Chorus to Conductor: Hosanna in Excelsis

By Tim Page
Washington Post Staff Writer
Wednesday, November 22, 2006

Conductor Robert Shafer, who was recently forced out of his 35-year tenure as music director of the Washington Chorus, certainly chose to leave on an impressive note.

The group's Sunday afternoon concert at the Kennedy Center featured not only some of the most stirring and committed choral singing I've heard in Washington since the death of Robert Shaw but one of the only performances of Mozart's "Requiem" that has ever had me pretty much convinced from start to finish.

Legend has it that Mozart was found dead immediately after inking in the words "homo reus" in the "Lacrymosa" movement (which would have been a glorious farewell), about two thirds of the way through the "Requiem." Certainly, he never completed the score and it was left to one of his students, Franz Xaver Sussmayr, to finish up. And so, in the opinion of many listeners, there is a big drop in quality from what is purely Mozart to what is Mozart-Sussmayr -- the "Sanctus," with its egregious Jerry Lee Lewis-style hammered chords, is particularly galling.

And yet Shafer led a performance of such emotional intensity, informed by such long experience, such steady and irrefutable musical logic, that even the weaker moments of the hybrid score came across as almost inevitable. Shafer's forces, some of whom are known to be very unhappy about his dismissal, seemed determined to make a statement, and they did -- those magisterial rolled R's in "Rex tremendae"! Even the orchestra, traditionally the weakest link in Washington Chorus performances, sounded alert and balanced.
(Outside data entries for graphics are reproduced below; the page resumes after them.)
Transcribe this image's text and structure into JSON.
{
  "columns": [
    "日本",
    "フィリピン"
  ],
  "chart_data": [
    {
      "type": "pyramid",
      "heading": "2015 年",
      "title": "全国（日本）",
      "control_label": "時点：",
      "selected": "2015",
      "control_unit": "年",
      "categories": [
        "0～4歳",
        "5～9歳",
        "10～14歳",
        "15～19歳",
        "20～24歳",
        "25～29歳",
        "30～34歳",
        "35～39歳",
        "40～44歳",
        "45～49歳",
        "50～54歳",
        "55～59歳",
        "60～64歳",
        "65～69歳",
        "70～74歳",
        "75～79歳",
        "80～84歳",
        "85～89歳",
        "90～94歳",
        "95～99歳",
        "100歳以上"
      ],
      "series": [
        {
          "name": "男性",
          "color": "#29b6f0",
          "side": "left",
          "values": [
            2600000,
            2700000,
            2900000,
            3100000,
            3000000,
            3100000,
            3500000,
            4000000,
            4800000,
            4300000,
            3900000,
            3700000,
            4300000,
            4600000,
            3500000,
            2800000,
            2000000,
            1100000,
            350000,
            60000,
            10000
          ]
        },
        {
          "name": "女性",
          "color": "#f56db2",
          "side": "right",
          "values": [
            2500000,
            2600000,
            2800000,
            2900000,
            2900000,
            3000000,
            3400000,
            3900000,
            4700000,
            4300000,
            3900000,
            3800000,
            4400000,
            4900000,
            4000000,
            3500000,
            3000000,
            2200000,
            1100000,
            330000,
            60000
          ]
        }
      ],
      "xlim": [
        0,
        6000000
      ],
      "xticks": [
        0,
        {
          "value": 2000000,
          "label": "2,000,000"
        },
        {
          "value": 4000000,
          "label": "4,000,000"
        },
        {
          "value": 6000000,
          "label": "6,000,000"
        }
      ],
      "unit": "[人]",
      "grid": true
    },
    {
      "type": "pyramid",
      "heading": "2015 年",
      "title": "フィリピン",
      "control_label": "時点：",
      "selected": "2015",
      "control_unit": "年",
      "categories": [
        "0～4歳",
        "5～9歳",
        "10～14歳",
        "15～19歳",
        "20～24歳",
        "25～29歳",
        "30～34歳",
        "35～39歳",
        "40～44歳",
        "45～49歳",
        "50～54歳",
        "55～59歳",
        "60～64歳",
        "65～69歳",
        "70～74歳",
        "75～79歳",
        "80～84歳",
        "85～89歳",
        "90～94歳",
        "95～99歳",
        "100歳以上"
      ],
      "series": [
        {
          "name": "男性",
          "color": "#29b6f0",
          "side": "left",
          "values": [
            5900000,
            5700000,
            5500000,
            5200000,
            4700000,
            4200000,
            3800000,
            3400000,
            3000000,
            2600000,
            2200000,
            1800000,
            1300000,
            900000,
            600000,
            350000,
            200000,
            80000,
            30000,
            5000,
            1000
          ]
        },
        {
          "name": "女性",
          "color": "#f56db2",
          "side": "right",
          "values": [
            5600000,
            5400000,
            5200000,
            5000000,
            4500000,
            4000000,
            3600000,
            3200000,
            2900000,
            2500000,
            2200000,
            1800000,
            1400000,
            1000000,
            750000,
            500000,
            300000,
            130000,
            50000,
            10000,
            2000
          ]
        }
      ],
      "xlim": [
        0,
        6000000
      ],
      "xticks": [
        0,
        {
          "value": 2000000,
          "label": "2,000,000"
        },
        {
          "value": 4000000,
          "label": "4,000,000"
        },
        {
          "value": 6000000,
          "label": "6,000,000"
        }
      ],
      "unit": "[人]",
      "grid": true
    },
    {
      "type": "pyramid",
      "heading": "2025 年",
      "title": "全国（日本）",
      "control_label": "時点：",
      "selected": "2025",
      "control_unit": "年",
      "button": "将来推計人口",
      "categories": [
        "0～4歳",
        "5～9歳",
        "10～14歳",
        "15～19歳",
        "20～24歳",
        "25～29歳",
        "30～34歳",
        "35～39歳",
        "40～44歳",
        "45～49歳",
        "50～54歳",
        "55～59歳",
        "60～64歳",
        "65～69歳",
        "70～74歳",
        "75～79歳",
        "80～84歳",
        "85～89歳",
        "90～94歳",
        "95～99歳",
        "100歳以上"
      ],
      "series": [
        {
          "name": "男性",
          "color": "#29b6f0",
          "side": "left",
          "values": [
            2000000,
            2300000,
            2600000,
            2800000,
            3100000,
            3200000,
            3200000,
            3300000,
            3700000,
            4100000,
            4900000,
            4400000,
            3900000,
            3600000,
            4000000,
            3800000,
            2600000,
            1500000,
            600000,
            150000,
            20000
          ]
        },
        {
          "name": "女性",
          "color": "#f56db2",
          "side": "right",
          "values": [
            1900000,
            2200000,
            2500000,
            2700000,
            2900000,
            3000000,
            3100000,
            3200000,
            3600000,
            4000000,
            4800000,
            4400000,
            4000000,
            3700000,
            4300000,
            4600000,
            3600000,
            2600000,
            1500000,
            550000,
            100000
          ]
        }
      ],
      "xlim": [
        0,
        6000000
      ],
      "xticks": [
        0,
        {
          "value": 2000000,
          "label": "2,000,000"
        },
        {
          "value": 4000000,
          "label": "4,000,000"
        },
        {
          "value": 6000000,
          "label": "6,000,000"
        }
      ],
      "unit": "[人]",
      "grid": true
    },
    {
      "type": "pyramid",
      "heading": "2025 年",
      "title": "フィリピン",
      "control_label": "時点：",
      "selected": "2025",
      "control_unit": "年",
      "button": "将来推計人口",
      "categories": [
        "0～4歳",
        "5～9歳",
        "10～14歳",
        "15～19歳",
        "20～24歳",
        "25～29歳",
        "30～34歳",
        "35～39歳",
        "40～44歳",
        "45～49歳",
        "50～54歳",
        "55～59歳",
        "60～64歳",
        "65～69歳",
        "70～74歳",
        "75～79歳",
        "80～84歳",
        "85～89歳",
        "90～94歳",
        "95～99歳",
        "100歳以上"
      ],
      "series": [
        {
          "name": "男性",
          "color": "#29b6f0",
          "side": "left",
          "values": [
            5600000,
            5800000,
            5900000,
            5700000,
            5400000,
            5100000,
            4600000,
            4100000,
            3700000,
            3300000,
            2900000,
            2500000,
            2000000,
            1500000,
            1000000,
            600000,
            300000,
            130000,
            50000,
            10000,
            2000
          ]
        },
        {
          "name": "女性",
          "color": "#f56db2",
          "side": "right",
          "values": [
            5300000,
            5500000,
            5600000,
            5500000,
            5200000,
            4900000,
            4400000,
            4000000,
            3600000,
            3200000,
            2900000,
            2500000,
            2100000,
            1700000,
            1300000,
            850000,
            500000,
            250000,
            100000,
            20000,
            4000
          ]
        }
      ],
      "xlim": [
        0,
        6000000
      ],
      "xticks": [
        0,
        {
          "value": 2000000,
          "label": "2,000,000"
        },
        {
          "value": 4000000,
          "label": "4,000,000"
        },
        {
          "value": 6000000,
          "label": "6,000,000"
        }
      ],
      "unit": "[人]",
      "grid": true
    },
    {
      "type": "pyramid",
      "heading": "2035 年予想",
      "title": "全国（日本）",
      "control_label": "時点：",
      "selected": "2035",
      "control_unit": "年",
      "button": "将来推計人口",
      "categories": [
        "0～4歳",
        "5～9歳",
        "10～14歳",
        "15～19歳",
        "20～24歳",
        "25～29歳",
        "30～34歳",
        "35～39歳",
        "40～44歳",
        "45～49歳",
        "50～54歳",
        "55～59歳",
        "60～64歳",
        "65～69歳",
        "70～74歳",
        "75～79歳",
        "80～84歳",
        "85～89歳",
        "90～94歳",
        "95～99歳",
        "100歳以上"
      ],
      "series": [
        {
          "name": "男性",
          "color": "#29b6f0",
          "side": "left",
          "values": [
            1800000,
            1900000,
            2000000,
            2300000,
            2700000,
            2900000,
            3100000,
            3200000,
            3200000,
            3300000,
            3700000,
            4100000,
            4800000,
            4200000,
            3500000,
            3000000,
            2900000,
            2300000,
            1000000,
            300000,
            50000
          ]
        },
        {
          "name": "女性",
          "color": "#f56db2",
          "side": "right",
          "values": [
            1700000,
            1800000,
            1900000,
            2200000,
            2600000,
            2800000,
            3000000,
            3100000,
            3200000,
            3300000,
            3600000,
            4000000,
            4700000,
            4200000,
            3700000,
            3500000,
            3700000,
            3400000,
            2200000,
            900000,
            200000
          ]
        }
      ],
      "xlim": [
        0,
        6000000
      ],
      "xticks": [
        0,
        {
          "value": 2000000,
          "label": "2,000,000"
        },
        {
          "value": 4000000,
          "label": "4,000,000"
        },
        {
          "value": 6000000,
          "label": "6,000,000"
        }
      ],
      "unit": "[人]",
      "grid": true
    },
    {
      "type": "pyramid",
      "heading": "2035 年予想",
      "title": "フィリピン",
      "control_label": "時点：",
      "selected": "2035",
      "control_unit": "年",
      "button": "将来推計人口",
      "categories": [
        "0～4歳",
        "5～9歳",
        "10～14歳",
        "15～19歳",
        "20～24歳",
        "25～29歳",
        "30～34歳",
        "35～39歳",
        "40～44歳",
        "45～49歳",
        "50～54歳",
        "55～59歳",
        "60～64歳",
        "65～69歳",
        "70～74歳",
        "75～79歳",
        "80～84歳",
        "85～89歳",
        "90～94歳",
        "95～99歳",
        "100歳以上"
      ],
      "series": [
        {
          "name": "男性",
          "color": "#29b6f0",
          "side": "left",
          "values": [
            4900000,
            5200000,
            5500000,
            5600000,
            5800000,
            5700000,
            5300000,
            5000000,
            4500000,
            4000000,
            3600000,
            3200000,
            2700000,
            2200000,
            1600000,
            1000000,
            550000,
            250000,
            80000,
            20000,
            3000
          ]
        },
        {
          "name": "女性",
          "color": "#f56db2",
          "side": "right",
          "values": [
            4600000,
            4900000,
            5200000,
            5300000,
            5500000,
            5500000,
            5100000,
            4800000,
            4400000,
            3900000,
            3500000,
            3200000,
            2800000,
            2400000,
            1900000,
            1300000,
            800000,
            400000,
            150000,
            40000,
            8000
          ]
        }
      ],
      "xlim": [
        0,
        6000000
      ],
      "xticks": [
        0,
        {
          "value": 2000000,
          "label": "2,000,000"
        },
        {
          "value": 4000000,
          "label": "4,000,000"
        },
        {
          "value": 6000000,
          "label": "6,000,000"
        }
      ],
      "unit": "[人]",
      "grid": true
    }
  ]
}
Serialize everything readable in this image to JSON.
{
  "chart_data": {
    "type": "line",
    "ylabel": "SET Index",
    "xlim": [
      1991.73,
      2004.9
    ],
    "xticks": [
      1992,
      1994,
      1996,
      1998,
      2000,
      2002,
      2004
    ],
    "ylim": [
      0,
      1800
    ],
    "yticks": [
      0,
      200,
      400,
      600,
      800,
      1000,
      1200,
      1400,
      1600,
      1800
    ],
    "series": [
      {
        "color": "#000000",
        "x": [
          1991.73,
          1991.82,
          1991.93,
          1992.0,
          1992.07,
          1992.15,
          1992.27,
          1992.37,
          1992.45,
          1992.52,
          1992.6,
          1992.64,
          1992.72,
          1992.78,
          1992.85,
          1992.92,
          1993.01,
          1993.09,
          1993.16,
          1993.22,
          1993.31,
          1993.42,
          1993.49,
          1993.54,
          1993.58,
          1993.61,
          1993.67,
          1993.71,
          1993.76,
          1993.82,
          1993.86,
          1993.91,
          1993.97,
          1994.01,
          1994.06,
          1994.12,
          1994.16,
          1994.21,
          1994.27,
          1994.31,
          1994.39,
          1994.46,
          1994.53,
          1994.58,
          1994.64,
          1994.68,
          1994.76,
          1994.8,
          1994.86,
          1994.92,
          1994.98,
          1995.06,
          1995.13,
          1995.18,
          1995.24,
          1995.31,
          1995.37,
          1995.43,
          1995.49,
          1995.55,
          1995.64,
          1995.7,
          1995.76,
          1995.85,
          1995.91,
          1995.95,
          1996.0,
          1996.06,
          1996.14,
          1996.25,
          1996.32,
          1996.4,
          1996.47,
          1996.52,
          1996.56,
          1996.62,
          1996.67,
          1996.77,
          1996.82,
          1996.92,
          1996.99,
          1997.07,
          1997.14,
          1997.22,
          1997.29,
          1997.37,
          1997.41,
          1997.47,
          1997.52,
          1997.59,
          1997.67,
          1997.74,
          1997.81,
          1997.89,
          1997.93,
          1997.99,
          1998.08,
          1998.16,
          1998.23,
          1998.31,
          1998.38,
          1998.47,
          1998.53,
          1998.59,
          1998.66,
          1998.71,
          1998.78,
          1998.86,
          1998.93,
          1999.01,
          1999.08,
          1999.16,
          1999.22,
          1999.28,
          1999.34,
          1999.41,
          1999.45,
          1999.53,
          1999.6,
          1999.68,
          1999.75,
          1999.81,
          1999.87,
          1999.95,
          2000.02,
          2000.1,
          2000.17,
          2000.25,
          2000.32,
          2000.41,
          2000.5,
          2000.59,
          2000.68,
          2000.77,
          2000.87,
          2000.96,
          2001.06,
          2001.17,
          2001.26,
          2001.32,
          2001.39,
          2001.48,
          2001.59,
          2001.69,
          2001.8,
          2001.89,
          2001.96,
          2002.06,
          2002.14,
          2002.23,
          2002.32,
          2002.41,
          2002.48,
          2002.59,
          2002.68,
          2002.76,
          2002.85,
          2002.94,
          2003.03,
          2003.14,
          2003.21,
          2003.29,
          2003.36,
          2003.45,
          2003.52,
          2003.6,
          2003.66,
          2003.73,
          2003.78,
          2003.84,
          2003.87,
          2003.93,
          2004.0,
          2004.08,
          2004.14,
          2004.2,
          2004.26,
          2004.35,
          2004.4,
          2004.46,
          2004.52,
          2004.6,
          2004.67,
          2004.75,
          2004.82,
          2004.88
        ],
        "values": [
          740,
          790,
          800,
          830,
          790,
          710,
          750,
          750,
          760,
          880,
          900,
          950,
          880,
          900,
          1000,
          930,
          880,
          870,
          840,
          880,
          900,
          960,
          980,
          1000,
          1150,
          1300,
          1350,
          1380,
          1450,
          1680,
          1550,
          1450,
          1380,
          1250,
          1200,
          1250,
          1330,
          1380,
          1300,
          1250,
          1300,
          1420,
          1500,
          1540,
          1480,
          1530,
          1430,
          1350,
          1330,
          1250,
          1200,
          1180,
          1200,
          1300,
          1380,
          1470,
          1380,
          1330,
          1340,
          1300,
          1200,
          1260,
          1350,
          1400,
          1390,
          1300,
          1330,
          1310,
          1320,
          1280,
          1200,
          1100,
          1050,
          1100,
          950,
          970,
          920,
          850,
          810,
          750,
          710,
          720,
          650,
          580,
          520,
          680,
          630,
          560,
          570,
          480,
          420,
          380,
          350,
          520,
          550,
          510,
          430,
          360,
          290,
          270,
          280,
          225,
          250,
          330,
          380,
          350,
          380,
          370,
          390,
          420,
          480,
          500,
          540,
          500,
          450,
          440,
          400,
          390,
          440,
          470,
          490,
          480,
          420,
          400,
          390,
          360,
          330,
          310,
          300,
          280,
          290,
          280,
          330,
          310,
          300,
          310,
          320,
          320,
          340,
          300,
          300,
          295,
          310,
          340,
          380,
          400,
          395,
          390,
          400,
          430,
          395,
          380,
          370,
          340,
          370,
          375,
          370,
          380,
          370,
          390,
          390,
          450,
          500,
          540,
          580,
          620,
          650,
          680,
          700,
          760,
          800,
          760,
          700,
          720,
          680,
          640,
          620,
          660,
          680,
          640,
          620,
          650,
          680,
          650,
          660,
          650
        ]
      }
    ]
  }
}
All four vocal soloists -- soprano Laura Lewis, mezzo-soprano Karyn Friedman, tenor Michael Forest and baritone Kevin Deas -- blended well together, with special compliments to Lewis for the mixture of haunted pathos and tender succor she brought to her solos.

The program included a world premiere commissioned by the Washington Chorus. "This Mourning," a three-movement setting of verse by Emily Dickinson and Thomas Bailey Aldrich by the gifted young composer Joel Puckett, is dedicated to the memory of those killed in the 9/11 attack on the Pentagon. I find it difficult to contemplate that day without also thinking of the World Trade Center and United Flight 93 (not to mention the slaughter in Iraq) but that's all right, for any true elegy ultimately becomes universal.

On a first hearing, "This Mourning" seemed a serious, appropriately respectful and often eerily beautiful tribute. It was at its weakest when trying to re-create the day's horror; the crashing sounds from the orchestra in the first movement were a misstep -- a necessarily inadequate evocation. Moreover, Aldrich's "A Great Man's Death" (about Abraham Lincoln) strikes me as the worst sort of platitudinous poetastery and it served to weigh down Puckett's muse. But the luscious close, with the ethereal sound of rubbed crystal glasses standing out against the lowing chorus and orchestra, lingers in the memory. Deas sang his solo part with the dignity and authority of an unusually dapper prophet.

The program began with a short, achingly lovely and all but unknown work by Beethoven, "Elegischer Gesang," Op. 118. Whoever becomes music director of the Washington Chorus will have much to build on, and much to live up to.